G7 oil price cap not to blame for Turkey tanker queues, EU says

Oil tankers wait at anchorage in the Black Sea off Kilyos near IstanbulOil tankers wait at anchorage in the Black Sea off Kilyos near Istanbul, Turkey, December 8, 2022. REUTERS/Mehmet Emin Caliskan

BRUSSELS, Dec 9 (Reuters) – The Group of Seven countries' price cap on Russian oil is not responsible for a queue of tankers waiting in the Black Sea to pass through Istanbul's Bosphorus Strait on the way to the Mediterranean, the European Commission said.

The number of vessels queuing in the Black Sea increased on Friday to 20, according to the Tribeca shipping agency, amid talks to disperse the build-up.

Since the start of the month, Turkey has required vessels to provide proof of insurance covering their transit through the Bosphorus strait or when calling at Turkish ports, which is causing a logjam.

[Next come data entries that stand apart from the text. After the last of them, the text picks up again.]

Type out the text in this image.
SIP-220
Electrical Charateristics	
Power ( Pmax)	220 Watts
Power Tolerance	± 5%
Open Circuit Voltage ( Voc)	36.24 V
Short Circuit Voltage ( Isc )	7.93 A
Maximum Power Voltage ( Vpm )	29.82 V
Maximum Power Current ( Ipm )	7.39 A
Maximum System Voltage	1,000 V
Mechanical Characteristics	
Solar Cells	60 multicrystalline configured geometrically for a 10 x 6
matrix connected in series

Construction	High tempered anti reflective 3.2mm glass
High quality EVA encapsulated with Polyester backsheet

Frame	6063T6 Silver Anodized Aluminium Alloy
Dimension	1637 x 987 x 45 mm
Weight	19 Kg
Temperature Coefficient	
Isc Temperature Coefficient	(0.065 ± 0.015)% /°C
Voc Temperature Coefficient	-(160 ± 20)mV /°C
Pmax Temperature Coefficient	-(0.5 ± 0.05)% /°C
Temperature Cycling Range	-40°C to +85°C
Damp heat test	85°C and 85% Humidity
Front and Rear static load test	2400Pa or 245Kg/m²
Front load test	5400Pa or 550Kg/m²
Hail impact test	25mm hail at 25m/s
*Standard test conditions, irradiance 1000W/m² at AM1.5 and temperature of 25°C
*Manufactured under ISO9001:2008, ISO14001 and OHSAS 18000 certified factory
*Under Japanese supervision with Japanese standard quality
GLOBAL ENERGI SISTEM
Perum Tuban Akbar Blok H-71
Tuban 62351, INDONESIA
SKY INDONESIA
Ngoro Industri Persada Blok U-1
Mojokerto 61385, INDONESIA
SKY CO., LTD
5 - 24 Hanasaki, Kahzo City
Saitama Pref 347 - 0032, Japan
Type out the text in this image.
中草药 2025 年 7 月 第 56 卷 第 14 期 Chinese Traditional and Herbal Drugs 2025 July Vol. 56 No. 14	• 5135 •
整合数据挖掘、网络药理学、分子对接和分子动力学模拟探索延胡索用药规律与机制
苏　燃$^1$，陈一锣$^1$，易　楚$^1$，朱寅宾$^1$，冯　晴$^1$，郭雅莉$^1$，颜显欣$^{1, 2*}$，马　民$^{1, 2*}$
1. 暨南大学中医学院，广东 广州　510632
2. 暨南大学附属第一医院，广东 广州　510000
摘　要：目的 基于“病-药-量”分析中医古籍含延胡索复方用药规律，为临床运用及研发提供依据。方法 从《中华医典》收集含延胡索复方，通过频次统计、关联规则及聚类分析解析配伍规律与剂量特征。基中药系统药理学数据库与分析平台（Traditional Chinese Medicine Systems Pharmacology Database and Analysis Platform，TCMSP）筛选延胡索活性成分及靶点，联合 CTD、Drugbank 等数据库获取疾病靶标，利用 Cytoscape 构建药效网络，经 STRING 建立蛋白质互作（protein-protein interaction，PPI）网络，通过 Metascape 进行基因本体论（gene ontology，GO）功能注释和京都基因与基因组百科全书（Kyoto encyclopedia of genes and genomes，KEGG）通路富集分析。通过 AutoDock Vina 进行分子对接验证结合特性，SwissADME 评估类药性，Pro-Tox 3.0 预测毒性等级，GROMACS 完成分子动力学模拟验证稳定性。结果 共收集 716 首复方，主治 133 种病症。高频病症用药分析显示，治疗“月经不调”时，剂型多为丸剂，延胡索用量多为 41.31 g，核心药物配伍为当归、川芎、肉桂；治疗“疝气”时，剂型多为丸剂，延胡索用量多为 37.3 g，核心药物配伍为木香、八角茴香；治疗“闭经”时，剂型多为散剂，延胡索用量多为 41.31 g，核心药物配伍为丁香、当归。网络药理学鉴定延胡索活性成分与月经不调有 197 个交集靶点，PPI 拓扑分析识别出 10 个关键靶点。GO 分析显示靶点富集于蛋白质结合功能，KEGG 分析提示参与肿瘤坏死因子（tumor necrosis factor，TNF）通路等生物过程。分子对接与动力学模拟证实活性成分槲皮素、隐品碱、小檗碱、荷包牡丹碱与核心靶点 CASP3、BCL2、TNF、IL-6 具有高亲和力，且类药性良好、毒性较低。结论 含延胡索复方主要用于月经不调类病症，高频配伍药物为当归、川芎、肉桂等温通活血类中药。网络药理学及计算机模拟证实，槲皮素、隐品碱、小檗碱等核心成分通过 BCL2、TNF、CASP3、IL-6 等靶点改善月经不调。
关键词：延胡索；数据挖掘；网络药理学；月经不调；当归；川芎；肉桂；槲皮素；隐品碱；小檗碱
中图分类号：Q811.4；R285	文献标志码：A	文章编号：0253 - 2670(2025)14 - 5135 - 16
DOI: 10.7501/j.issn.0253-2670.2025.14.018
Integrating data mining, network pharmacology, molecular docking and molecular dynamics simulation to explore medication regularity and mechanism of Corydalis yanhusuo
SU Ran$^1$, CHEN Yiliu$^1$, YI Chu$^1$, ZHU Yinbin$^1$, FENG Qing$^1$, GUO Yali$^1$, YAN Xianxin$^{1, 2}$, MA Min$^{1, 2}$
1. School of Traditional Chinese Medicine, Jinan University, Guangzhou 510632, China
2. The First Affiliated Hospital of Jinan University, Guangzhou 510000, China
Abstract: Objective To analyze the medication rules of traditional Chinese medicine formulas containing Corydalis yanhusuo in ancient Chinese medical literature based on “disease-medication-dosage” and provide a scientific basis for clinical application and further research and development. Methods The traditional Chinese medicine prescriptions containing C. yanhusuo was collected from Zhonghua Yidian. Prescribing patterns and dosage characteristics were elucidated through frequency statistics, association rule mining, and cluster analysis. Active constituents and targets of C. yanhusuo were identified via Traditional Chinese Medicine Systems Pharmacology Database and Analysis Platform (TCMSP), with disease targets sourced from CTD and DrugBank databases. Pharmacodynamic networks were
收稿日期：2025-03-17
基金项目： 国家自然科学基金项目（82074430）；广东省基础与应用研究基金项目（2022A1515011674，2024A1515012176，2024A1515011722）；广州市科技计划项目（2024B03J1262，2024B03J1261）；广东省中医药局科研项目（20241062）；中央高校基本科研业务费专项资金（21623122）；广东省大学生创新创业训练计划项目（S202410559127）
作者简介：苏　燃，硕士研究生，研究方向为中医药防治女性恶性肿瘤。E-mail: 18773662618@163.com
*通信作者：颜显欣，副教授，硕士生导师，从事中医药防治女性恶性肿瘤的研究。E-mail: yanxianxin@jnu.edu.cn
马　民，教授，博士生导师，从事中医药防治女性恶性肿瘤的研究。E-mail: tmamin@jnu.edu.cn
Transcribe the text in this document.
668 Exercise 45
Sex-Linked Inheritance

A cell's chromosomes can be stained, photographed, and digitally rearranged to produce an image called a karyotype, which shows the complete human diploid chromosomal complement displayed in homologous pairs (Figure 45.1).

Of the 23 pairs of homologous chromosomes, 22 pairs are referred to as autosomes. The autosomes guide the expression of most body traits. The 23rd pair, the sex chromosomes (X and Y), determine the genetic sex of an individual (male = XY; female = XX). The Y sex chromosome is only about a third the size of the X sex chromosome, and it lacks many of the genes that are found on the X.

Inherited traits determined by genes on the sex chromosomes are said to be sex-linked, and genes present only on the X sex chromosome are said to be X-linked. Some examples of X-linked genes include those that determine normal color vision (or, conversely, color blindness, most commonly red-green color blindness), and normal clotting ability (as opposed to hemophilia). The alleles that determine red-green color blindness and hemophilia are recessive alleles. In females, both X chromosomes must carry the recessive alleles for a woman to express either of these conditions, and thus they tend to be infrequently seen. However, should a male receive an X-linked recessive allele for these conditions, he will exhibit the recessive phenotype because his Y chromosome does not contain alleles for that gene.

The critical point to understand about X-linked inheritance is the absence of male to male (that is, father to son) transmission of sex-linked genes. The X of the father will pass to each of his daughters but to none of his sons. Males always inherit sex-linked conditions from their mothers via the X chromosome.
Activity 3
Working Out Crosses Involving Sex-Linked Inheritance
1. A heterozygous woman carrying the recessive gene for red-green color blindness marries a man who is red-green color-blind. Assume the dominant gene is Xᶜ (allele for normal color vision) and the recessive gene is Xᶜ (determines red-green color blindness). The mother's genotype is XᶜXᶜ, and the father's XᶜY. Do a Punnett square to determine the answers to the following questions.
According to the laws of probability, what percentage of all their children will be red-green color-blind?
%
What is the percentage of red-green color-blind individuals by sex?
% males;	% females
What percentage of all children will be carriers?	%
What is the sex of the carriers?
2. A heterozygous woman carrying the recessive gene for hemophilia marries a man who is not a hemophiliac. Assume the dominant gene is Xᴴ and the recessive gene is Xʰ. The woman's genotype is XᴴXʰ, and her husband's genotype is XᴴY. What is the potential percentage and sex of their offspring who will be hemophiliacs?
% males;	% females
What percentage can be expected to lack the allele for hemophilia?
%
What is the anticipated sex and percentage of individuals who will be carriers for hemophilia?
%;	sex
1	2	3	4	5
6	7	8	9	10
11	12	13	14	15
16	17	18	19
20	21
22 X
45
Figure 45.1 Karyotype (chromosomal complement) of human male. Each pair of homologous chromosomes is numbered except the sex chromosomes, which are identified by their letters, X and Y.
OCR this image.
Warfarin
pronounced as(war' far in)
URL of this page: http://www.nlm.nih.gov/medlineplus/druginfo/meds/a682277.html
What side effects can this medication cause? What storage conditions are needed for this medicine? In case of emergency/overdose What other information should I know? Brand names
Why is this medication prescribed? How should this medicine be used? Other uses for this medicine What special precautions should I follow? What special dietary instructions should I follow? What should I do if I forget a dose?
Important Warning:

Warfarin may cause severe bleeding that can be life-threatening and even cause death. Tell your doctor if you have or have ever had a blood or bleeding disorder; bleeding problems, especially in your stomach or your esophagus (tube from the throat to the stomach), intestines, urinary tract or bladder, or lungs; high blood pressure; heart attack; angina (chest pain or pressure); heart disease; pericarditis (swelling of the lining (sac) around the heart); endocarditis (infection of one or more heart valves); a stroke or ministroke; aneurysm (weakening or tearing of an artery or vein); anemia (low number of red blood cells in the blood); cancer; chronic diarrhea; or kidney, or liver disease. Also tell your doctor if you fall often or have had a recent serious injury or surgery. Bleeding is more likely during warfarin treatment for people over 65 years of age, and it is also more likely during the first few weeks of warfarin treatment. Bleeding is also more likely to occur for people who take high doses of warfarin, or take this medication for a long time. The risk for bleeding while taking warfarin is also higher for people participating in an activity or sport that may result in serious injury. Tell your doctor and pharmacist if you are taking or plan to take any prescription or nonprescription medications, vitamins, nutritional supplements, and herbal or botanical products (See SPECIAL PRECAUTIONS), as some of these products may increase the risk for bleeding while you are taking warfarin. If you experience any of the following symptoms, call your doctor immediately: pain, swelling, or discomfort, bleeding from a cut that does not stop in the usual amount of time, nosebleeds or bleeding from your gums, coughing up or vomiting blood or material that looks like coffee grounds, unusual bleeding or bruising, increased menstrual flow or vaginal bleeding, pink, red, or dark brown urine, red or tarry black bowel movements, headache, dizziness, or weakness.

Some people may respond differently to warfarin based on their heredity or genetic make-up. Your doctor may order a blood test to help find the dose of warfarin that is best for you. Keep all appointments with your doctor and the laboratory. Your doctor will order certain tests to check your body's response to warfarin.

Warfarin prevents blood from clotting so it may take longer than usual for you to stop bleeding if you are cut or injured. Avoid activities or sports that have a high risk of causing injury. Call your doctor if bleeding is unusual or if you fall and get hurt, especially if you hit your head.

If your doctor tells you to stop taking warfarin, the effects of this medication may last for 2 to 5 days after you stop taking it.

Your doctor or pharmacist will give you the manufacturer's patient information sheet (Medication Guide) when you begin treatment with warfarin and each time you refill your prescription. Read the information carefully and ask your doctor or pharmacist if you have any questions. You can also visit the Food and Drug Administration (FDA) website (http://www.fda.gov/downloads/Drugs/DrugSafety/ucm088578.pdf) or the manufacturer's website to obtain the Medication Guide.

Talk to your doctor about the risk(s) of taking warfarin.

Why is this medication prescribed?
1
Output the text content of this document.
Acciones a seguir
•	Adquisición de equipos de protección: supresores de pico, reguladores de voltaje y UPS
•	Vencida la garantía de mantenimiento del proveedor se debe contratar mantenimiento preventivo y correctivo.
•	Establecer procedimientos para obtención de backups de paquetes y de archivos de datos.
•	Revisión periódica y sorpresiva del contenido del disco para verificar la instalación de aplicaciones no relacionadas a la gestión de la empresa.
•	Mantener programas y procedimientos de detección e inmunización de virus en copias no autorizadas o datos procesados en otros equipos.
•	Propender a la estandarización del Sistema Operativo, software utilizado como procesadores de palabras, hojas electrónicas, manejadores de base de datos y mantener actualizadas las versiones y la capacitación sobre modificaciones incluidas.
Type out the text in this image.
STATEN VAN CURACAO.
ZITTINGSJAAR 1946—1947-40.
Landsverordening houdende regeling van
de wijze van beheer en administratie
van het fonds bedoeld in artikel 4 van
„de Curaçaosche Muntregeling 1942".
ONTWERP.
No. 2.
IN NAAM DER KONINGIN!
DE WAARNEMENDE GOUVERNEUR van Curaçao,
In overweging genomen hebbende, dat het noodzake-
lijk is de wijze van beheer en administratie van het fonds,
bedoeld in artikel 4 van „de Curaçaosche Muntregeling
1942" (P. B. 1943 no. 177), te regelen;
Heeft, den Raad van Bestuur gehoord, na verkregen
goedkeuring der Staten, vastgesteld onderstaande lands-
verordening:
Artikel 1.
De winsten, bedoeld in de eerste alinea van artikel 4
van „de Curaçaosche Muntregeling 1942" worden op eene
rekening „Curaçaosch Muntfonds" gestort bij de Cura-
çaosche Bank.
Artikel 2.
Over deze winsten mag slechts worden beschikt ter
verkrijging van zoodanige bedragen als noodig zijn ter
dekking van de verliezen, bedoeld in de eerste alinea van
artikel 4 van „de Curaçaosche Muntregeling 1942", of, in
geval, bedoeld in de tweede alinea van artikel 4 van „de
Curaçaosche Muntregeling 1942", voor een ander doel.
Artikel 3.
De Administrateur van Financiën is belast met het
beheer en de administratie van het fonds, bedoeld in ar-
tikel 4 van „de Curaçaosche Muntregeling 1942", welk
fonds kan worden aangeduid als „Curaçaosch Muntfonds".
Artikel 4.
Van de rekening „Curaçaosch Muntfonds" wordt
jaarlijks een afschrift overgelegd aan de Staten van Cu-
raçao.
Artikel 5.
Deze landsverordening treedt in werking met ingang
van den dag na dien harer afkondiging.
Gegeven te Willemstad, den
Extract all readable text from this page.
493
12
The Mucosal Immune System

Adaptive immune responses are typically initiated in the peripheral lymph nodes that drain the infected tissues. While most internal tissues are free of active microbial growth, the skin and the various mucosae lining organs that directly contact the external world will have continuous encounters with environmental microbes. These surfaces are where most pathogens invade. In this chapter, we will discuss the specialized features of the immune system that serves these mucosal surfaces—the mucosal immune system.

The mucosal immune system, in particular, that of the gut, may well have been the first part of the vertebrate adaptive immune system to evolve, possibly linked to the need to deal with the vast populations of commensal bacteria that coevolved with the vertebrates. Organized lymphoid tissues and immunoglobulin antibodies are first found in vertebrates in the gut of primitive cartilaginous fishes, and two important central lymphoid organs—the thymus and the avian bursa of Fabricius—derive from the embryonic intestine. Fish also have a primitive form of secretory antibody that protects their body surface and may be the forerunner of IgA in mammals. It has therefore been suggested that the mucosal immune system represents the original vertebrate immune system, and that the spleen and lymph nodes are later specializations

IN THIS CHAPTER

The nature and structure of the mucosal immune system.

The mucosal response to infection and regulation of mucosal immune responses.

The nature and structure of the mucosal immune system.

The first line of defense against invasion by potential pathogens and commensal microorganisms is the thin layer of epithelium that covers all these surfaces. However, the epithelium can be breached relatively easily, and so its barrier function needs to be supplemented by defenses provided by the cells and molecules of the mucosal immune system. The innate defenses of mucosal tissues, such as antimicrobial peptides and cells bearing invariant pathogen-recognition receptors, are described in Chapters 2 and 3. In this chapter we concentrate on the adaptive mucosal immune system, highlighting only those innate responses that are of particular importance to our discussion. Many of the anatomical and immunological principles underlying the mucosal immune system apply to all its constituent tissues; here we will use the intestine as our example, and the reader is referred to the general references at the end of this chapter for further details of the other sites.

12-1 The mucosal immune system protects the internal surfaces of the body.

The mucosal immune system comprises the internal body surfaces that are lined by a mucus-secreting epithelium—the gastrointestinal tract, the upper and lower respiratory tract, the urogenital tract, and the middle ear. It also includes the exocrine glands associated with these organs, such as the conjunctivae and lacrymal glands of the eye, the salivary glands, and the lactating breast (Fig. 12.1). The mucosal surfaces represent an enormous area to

The queues have coincided with the introduction of a plan this week by G7 countries and the European Union to stop insurers from helping to export Russian oil by ship unless it is sold at a capped price, in an attempt to reduce Moscow's oil revenues.

"This situation is not due to the G7 oil price cap, since there is, in any case a 45-day wind-down period for seaborne Russian crude oil purchased before 5 December," a European Commission spokesperson told Reuters in emailed comments.

Under the G7 scheme's transition period, which runs to Jan. 19, services, such as insurance, can still be provided for seaborne Russian crude bought before Dec. 5, even if it was bought at a price above the cap.

The Commission spokesperson said that after this transition period, Turkish authorities can continue to verify the insurance policies of tankers in "exactly the same way as before".

"We are therefore in contact with the Turkish authorities to seek clarifications and are working to unblock the situation," the spokesperson said.

On Thursday, dismissing pressure from abroad over the lengthening queue, Turkey's maritime authority said it would continue to keep out of its waters oil tankers that lacked the appropriate insurance letters, and it needed time for checks.